BY KANNAN SRINIVASAN
A sudden change in the currency with which old debts to the colonies had to be paid helped Britain consolidate its status as a financial centre.
The UK is a tax haven closely connected to other tax havens it has set up. Its trade deficit is therefore offset by the money pouring in from its own tax havens. Almost 90% of net capital inflows to the UK come from just Guernsey, Jersey and the Isle of Man. So far, there has been no decline in such funds with the news of Brexit. Britain enjoys a significant measure of protection from the consequences of leaving the EU by virtue of this rush of cash.
How did London achieve this status of being a major financial centre? Knowing this history might be useful, especially for Indians, as the country played a role in it, thanks to the steps taken by Prime Minister Clement Attlee’s Labour government in 1947, employing the resources of newly independent India.

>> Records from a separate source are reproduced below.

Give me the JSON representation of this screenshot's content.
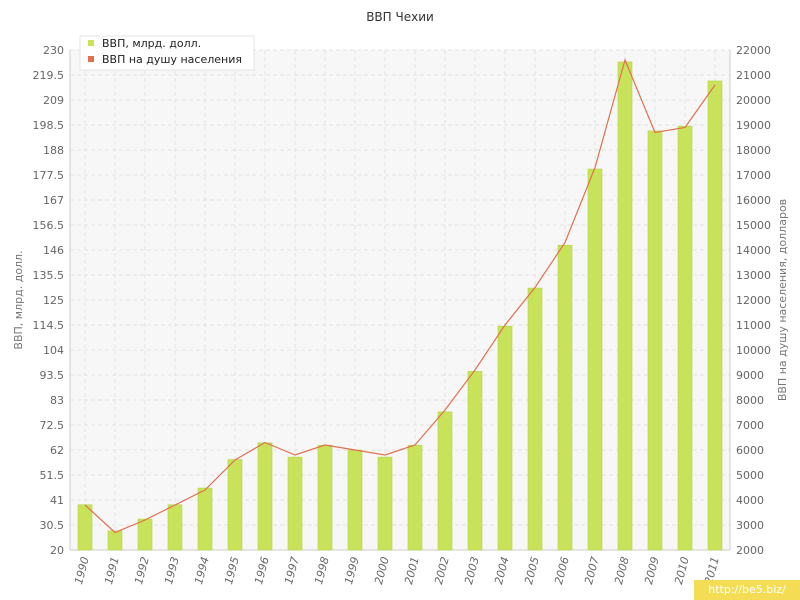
{
  "chart_data": {
    "type": "bar",
    "title": "ВВП Чехии",
    "categories": [
      "1990",
      "1991",
      "1992",
      "1993",
      "1994",
      "1995",
      "1996",
      "1997",
      "1998",
      "1999",
      "2000",
      "2001",
      "2002",
      "2003",
      "2004",
      "2005",
      "2006",
      "2007",
      "2008",
      "2009",
      "2010",
      "2011"
    ],
    "series": [
      {
        "name": "ВВП, млрд. долл.",
        "type": "bar",
        "axis": "left",
        "color": "#c8e35a",
        "values": [
          39,
          28,
          33,
          39,
          46,
          58,
          65,
          59,
          64,
          62,
          59,
          64,
          78,
          95,
          114,
          130,
          148,
          180,
          225,
          196,
          198,
          217
        ]
      },
      {
        "name": "ВВП на душу населения",
        "type": "line",
        "axis": "right",
        "color": "#e07050",
        "values": [
          3800,
          2700,
          3200,
          3800,
          4400,
          5600,
          6300,
          5800,
          6200,
          6000,
          5800,
          6200,
          7600,
          9200,
          11000,
          12500,
          14300,
          17300,
          21600,
          18700,
          18900,
          20600
        ]
      }
    ],
    "ylabel": "ВВП, млрд. долл.",
    "ylabel_right": "ВВП на душу населения, долларов",
    "ylim": [
      20,
      230
    ],
    "ylim_right": [
      2000,
      22000
    ],
    "yticks": [
      "20",
      "30.5",
      "41",
      "51.5",
      "62",
      "72.5",
      "83",
      "93.5",
      "104",
      "114.5",
      "125",
      "135.5",
      "146",
      "156.5",
      "167",
      "177.5",
      "188",
      "198.5",
      "209",
      "219.5",
      "230"
    ],
    "yticks_right": [
      "2000",
      "3000",
      "4000",
      "5000",
      "6000",
      "7000",
      "8000",
      "9000",
      "10000",
      "11000",
      "12000",
      "13000",
      "14000",
      "15000",
      "16000",
      "17000",
      "18000",
      "19000",
      "20000",
      "21000",
      "22000"
    ],
    "grid": true,
    "legend_position": "top-left"
  },
  "watermark": "http://be5.biz/"
}
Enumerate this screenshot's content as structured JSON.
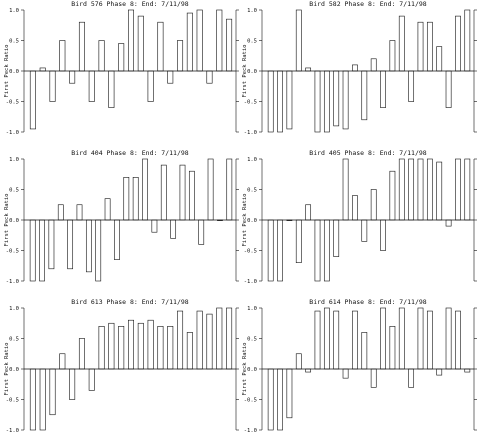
{
  "chart_data": [
    {
      "type": "bar",
      "title": "Bird 576 Phase 8:  End: 7/11/98",
      "ylabel": "First Peck Ratio",
      "ylim": [
        -1.0,
        1.0
      ],
      "yticks": [
        "1.0",
        "0.5",
        "0.0",
        "-0.5",
        "-1.0"
      ],
      "values": [
        -0.95,
        0.05,
        -0.5,
        0.5,
        -0.2,
        0.8,
        -0.5,
        0.5,
        -0.6,
        0.45,
        1.0,
        0.9,
        -0.5,
        0.8,
        -0.2,
        0.5,
        0.95,
        1.0,
        -0.2,
        1.0,
        0.85
      ]
    },
    {
      "type": "bar",
      "title": "Bird 582 Phase 8:  End: 7/11/98",
      "ylabel": "First Peck Ratio",
      "ylim": [
        -1.0,
        1.0
      ],
      "yticks": [
        "1.0",
        "0.5",
        "0.0",
        "-0.5",
        "-1.0"
      ],
      "values": [
        -1.0,
        -1.0,
        -0.95,
        1.0,
        0.05,
        -1.0,
        -1.0,
        -0.9,
        -0.95,
        0.1,
        -0.8,
        0.2,
        -0.6,
        0.5,
        0.9,
        -0.5,
        0.8,
        0.8,
        0.4,
        -0.6,
        0.9,
        1.0
      ]
    },
    {
      "type": "bar",
      "title": "Bird 404 Phase 8:  End: 7/11/98",
      "ylabel": "First Peck Ratio",
      "ylim": [
        -1.0,
        1.0
      ],
      "yticks": [
        "1.0",
        "0.5",
        "0.0",
        "-0.5",
        "-1.0"
      ],
      "values": [
        -1.0,
        -1.0,
        -0.8,
        0.25,
        -0.8,
        0.25,
        -0.85,
        -1.0,
        0.35,
        -0.65,
        0.7,
        0.7,
        1.0,
        -0.2,
        0.9,
        -0.3,
        0.9,
        0.8,
        -0.4,
        1.0,
        0.0,
        1.0
      ]
    },
    {
      "type": "bar",
      "title": "Bird 405 Phase 8:  End: 7/11/98",
      "ylabel": "First Peck Ratio",
      "ylim": [
        -1.0,
        1.0
      ],
      "yticks": [
        "1.0",
        "0.5",
        "0.0",
        "-0.5",
        "-1.0"
      ],
      "values": [
        -1.0,
        -1.0,
        0.0,
        -0.7,
        0.25,
        -1.0,
        -1.0,
        -0.6,
        1.0,
        0.4,
        -0.35,
        0.5,
        -0.5,
        0.8,
        1.0,
        1.0,
        1.0,
        1.0,
        0.95,
        -0.1,
        1.0,
        1.0
      ]
    },
    {
      "type": "bar",
      "title": "Bird 613 Phase 8:  End: 7/11/98",
      "ylabel": "First Peck Ratio",
      "ylim": [
        -1.0,
        1.0
      ],
      "yticks": [
        "1.0",
        "0.5",
        "0.0",
        "-0.5",
        "-1.0"
      ],
      "values": [
        -1.0,
        -1.0,
        -0.75,
        0.25,
        -0.5,
        0.5,
        -0.35,
        0.7,
        0.75,
        0.7,
        0.8,
        0.75,
        0.8,
        0.7,
        0.7,
        0.95,
        0.6,
        0.95,
        0.9,
        1.0,
        1.0
      ]
    },
    {
      "type": "bar",
      "title": "Bird 614 Phase 8:  End: 7/11/98",
      "ylabel": "First Peck Ratio",
      "ylim": [
        -1.0,
        1.0
      ],
      "yticks": [
        "1.0",
        "0.5",
        "0.0",
        "-0.5",
        "-1.0"
      ],
      "values": [
        -1.0,
        -1.0,
        -0.8,
        0.25,
        -0.05,
        0.95,
        1.0,
        0.95,
        -0.15,
        0.95,
        0.6,
        -0.3,
        1.0,
        0.7,
        1.0,
        -0.3,
        1.0,
        0.95,
        -0.1,
        1.0,
        0.95,
        -0.05
      ]
    }
  ]
}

As war broke out in 1939, the trade surpluses run up by India, Egypt, Brazil and others trading primarily in sterling, were withheld by Britain. Total debt to all such creditors (excluding the US, which obtained British businesses and naval and aircraft bases in return for cash) amounted to £3.48 billion. In addition, two and an half million Indian soldiers fighting in Italy, North Africa, the Middle East and the Far East were paid salaries; when any died, their widows were to be paid pensions by the government of India, which remained uncompensated even as the war ended. All this made India (which included the future state of Pakistan) the largest Allied creditor after the US. Britain owed her £1.335 billion ($5.23 billion, which is about $59 billion today). Britain owed the next largest creditor, Egypt, £450 million. At a conservative estimate, the debt to India amounted to about a fifth of the UK gross national product, or seventeen times the annual government of India revenue at highly depressed prices.